Jamaica All Time XI

Possibly the coolest English accent ever. Who doesn’t enjoy Michael Holding’s pontifications on the game of cricket? Jamaica also prove that not only is their accent cool but their cricket is even cooler. Shall we go straight to picking the XI?

1. Chris Gayle

Before he was Universe Boss, Chris Gayle was actually a high quality opening batsman with the ability to block & blow. He has 4 100s off 70, 79, 80 & 96 balls to go with 2 triple centuries & another double hundred.

2. Allan Rae

Allan Rae was the opener for the West Indies immediately after world war II. Formed a solid opening partnership with Trinbago’s Stollmeyer. Scored 377 runs at nearly 63 in the those two pals of mine series

3. Lawrence Rowe

Lawrence Rowe began with a bang scoring 214 & 100* on debut. Two years later he scored a triple hundred. Was troubled by an allergy to grass & an eyesight problem but with modern medicine these could have easily been cleared.

4. George Headley (captain)

The man who was so good that when Bradman was dubbed “White Headley” no one snickered. One of only 4 men to average greater than 60 with a minimum of 20 tests played.

5. Collie Smith

Before he was tragically killed in a car accident with Garry Sobers, much was expected of the Jamaican allrounder. Few even considered him to be Sobers’ equal.

6. Jeffrey Dujon (wicketkeeper)

Dujon actually made his debut as a specialist batsman. Made regular recovery jobs when the top order failed. I’ll let cricinfo’s description of him take over.
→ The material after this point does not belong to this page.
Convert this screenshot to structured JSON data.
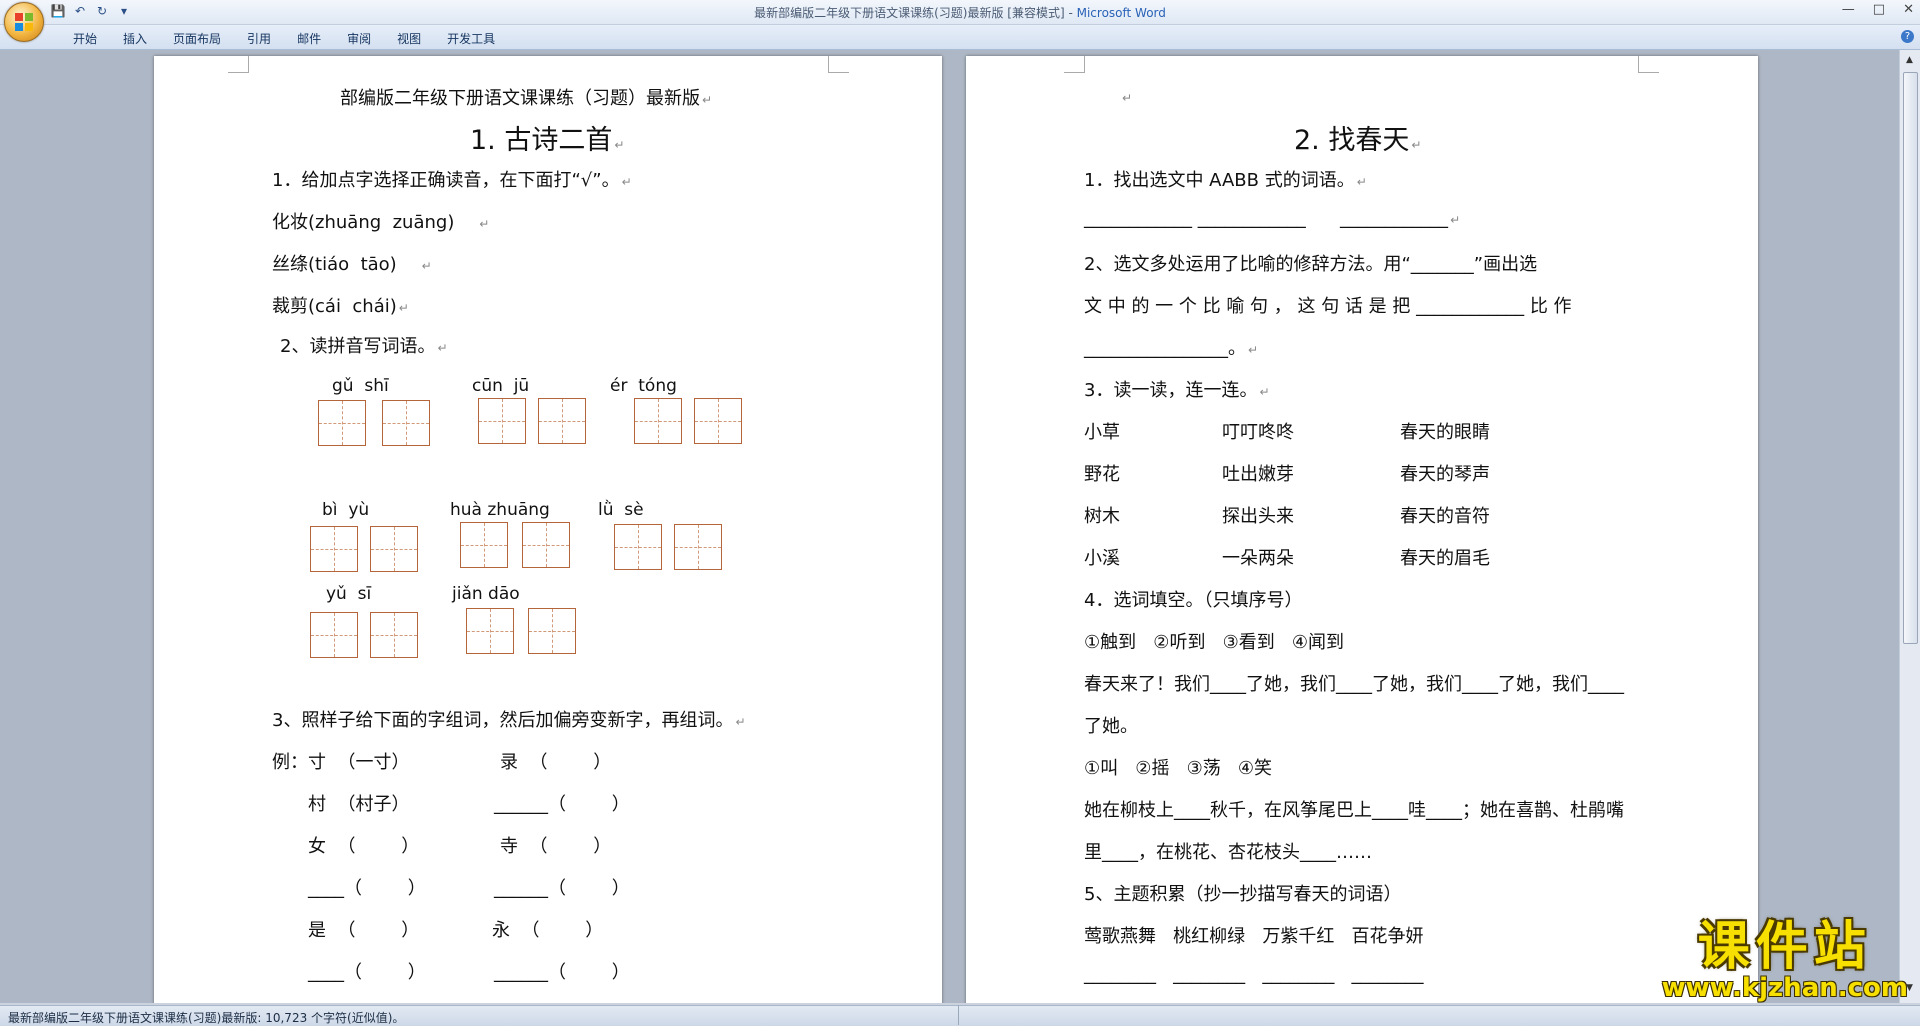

It was one of the most spectacular sights of cricket in the 1980s. A great West Indian fast bowler – any of several suspects – roared on by a partisan Caribbean crowd, a short ball rearing, the batsman fending and edging, and behind the stumps, a lithe athlete leaping and plunging to take another one-handed blinder.

7. Gerry Alexander

An attacking batsman who also kept wickets. He topped the run charts in the famous 1960-61 series which led to the Australia-West Indies encounters being named Sir Frank Worrell Trophy.

8. Michael Holding

Whispering Death. ‘Nuff said.

9. Patrick Patterson

He could be expensive but boy could he strike fear in batsmen. The Charlie Griffith of his era.

10. Alf Valentine

One of those two pals of mine. A miserly spinner who made Ebenezer Scrooge look like a spendthrift. Slow cooked England to defeat in 1950 with 33 wickets.

11. Courtney Walsh

Not as talented as his contemporaries Ambrose or Bishop but through sheer hard work kept West Indies in the hunt until his last series vs South Africa. The first bowler to take 500 test wickets.

Not as intimidating as Barbados but a powerful XI nonetheless. Walsh & Holding is a solid new ball pair. With Patterson as enforcer & Valentine as the choker batting will not be easy. Gayle provides solidity & explosiveness at the top, Rowe & Headley the meat with Dujon & Alexander providing lower order stability. A team with few weaknesses.